Alok explains how gender feels from a perspective of a non-conforming gender person. That gives us access to be closer to someone’s experience and be more sensitive about details of non-conforming people’s problems. We live in a world where everything is set in stone; we didn’t learn to think otherwise. The gender norms are based on the old way of thinking- very old where masculine is for men, and being feminine is only for women. We are not only men or women, calm or hyper, strong or weak. Alok shows a life of a regular person whose rights are taken away because he feet to old school, wrong standards and laws and typical education is not updated.
He explains how not understanding gender takes human rights away. Alok writes examples in people’s behavior and stereotypes of thinking that create problems with work discrimination, school bullying, mental health problems, and even lack of housing and homelessness.
Tolerance seems not enough because it only gives some of the rights to a person. Acceptance will put the person into life fully.
Alok points out that since 2015 there have been 1.4 billion transgender people. That’s a huge number. How many people might not be comfortable showing their identity? That’s a fact and not a trend but a situation that should make us reflect and allow being better, smarter, and more compassionate people. They show how important it is for people to state their gender and gives an example of how gender is visible all the time and we don’t pay attention: to a birth certificate, driver’s licenses, stores, etc.
Alok represents transgender men and women in his writing; I find this interesting and inspiring.
In what ways does your gender identity go against the binary norm, and in what ways does it fit the binary norm?
I am a binary woman who identifies as she/her. I was raised in an extremely catholic country, Poland but by not ordinary parents. My father was an extreme introvert, a painter and poet, the most tolerant person you can imagine. My mom was a very masculine lawyer focused on her career. Strong and very beautiful, never interested in cooking and raising her children. I was raised by a mysterious grandmother at home, and both of my partners would bring day stores at 8pm or 9pm pm at night to eat a quick dinner with their children. We were not religious at all. We valued morality based on actions and internal existential dialog.

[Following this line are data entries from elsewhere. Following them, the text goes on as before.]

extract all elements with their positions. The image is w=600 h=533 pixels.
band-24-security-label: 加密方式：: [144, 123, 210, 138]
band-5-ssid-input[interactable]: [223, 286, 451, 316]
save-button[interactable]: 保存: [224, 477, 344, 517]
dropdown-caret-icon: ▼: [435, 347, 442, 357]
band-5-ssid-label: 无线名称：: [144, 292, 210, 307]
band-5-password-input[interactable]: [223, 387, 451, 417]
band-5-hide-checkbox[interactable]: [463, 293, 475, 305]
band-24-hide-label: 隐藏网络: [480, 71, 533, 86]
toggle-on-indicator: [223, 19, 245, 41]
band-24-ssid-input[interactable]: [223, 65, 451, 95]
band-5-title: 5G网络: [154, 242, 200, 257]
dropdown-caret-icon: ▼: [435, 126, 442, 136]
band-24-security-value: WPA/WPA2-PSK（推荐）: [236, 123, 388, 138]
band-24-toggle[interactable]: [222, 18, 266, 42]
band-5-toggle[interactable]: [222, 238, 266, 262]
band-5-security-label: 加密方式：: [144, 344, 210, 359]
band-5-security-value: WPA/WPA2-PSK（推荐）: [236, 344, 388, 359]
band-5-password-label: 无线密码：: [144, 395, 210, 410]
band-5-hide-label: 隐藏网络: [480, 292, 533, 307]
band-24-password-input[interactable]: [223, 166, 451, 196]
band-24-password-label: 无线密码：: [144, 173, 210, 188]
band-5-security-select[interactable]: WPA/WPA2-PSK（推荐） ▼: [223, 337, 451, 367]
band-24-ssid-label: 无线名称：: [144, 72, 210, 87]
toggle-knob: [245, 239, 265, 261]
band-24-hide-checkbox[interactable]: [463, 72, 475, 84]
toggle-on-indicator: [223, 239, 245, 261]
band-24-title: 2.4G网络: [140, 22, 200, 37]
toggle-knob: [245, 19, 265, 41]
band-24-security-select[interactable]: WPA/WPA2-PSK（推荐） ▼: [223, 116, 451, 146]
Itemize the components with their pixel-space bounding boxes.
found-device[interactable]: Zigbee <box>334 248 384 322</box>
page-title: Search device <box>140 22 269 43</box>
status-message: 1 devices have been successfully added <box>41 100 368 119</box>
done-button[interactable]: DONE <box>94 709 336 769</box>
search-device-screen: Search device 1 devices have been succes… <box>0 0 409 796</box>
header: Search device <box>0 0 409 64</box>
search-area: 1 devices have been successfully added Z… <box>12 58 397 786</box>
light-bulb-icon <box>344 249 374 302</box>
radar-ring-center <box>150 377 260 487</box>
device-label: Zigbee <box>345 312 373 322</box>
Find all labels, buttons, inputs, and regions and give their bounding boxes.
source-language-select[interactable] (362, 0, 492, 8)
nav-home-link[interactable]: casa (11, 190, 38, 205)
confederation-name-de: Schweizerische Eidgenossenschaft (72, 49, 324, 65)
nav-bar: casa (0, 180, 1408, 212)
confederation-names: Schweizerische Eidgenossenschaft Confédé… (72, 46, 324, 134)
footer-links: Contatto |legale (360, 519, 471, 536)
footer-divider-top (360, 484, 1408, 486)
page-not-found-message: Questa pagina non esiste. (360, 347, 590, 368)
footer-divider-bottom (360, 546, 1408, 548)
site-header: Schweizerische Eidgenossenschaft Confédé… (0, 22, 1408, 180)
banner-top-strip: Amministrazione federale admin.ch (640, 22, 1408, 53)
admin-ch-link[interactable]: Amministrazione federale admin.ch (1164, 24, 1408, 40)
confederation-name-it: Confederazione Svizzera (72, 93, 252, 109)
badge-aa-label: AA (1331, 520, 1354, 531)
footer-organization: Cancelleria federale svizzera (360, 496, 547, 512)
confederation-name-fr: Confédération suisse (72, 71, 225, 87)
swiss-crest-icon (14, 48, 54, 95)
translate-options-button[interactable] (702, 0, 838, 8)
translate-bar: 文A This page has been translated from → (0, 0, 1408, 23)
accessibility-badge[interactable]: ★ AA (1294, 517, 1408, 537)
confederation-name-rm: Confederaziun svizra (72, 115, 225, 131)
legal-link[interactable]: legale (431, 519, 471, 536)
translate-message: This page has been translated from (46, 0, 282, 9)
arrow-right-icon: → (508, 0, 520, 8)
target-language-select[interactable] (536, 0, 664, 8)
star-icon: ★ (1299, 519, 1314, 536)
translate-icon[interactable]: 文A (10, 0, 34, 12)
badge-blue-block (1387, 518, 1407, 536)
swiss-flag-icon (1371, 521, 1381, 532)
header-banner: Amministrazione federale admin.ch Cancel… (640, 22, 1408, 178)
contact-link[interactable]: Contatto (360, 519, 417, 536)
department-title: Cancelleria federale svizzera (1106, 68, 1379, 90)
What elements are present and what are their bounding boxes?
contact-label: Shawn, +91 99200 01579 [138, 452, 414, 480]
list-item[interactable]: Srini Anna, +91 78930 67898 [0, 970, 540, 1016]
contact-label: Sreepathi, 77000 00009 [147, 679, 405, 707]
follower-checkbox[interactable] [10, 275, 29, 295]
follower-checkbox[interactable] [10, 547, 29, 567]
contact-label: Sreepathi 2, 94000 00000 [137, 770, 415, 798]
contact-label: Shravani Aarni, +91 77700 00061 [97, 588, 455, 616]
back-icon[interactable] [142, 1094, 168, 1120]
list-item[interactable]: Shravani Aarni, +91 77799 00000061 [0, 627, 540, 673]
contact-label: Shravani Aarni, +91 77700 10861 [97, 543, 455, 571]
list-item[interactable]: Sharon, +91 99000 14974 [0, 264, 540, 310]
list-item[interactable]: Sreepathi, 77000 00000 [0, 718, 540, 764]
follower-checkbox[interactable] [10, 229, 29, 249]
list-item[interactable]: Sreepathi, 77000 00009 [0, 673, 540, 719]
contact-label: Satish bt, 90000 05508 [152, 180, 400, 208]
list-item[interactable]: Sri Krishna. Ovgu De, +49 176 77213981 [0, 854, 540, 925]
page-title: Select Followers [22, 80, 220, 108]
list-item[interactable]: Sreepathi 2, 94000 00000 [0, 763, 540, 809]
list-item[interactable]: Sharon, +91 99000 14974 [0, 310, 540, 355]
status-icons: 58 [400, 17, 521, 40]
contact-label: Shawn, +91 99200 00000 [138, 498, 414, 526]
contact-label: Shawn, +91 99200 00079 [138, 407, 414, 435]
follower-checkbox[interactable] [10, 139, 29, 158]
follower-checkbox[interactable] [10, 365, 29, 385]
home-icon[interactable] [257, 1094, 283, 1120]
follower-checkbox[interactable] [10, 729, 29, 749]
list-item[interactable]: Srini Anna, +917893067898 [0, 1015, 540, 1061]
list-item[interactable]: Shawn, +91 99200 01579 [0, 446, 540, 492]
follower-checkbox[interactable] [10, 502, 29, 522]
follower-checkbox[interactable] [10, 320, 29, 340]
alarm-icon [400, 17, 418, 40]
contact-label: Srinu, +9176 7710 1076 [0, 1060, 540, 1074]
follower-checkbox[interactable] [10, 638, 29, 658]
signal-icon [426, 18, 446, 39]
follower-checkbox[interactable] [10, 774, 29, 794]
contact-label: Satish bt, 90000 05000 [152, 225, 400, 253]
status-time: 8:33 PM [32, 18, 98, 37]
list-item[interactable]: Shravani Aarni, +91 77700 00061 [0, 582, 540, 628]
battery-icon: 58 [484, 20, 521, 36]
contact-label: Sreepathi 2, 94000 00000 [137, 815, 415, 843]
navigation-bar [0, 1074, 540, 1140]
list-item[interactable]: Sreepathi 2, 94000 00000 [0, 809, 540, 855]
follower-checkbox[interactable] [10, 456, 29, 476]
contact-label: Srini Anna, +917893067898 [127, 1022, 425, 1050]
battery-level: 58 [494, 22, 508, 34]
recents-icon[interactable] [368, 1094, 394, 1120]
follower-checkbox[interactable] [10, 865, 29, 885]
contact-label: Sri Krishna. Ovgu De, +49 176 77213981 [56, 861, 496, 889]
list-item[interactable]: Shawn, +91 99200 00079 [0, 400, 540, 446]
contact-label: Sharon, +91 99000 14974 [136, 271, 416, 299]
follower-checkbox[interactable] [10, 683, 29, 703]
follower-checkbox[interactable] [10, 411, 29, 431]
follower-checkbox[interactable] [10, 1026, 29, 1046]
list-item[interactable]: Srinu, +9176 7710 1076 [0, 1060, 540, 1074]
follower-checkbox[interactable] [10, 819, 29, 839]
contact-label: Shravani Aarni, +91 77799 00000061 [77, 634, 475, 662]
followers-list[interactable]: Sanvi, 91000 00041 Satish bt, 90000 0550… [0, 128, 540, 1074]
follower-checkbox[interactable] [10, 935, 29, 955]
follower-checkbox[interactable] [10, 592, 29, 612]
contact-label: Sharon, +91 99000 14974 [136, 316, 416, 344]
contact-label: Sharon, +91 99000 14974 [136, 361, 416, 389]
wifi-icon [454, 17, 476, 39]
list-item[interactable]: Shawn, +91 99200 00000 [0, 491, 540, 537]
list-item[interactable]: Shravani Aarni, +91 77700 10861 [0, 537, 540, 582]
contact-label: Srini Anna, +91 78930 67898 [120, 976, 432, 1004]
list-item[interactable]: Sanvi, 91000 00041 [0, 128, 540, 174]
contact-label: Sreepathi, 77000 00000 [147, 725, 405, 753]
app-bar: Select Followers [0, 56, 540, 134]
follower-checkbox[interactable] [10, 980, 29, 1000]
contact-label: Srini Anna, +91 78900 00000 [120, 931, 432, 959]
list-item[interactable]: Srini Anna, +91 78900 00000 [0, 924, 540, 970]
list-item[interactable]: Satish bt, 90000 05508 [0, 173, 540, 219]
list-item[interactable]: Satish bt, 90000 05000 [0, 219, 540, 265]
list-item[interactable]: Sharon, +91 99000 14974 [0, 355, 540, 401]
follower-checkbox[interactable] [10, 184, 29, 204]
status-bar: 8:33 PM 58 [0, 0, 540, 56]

My dinner table conversations were about children’s rights and domestic abuse because my mom spoke the most.
The gender rules in my family were not typical. Now that I am older, I see what family is and what could possibly be bad or good in building a family structure, and it is not what Polish education told me!
I would wear men’s clothes and have short hair my entire childhood because I had brothers, and in a communist occupied by Russians Poland no one cared about colors and dresses. I felt solid and feminine riding my bike and being a police officer, and I would have a crash in elementary school with a most popular and probably not exciting boy. I kissed girls in high school, read Rilke, and shaved my head boldly, always thinking I was very feminine this way. I was skinny, wearing only black clothes at 20, and did not have visible breasts till I was 30, also thinking that I was feminine that way. Some of that stuff wasn’t feminine in typical stereotypical thinking. I always wanted a child, loved my soft, delicate boyfriend, and always went to gay parties In Riss beach and Henrietta club, also with a feminine attitude.
I am sure if I fell in love with a woman, nothing would stop me from being with her, and I would call myself, or maybe I am, a bisexual woman. It just did not happen; It has not happened yet. I wonder if I am not binary identifying as a woman. I am a single mother by choice. I was the only one supporting my family (my mother and brother ). Is that masculine? Is that feminine to pay all the bills ?
I worked in a butcher store. I constantly interrupt men and women in conversations. Is that masculine?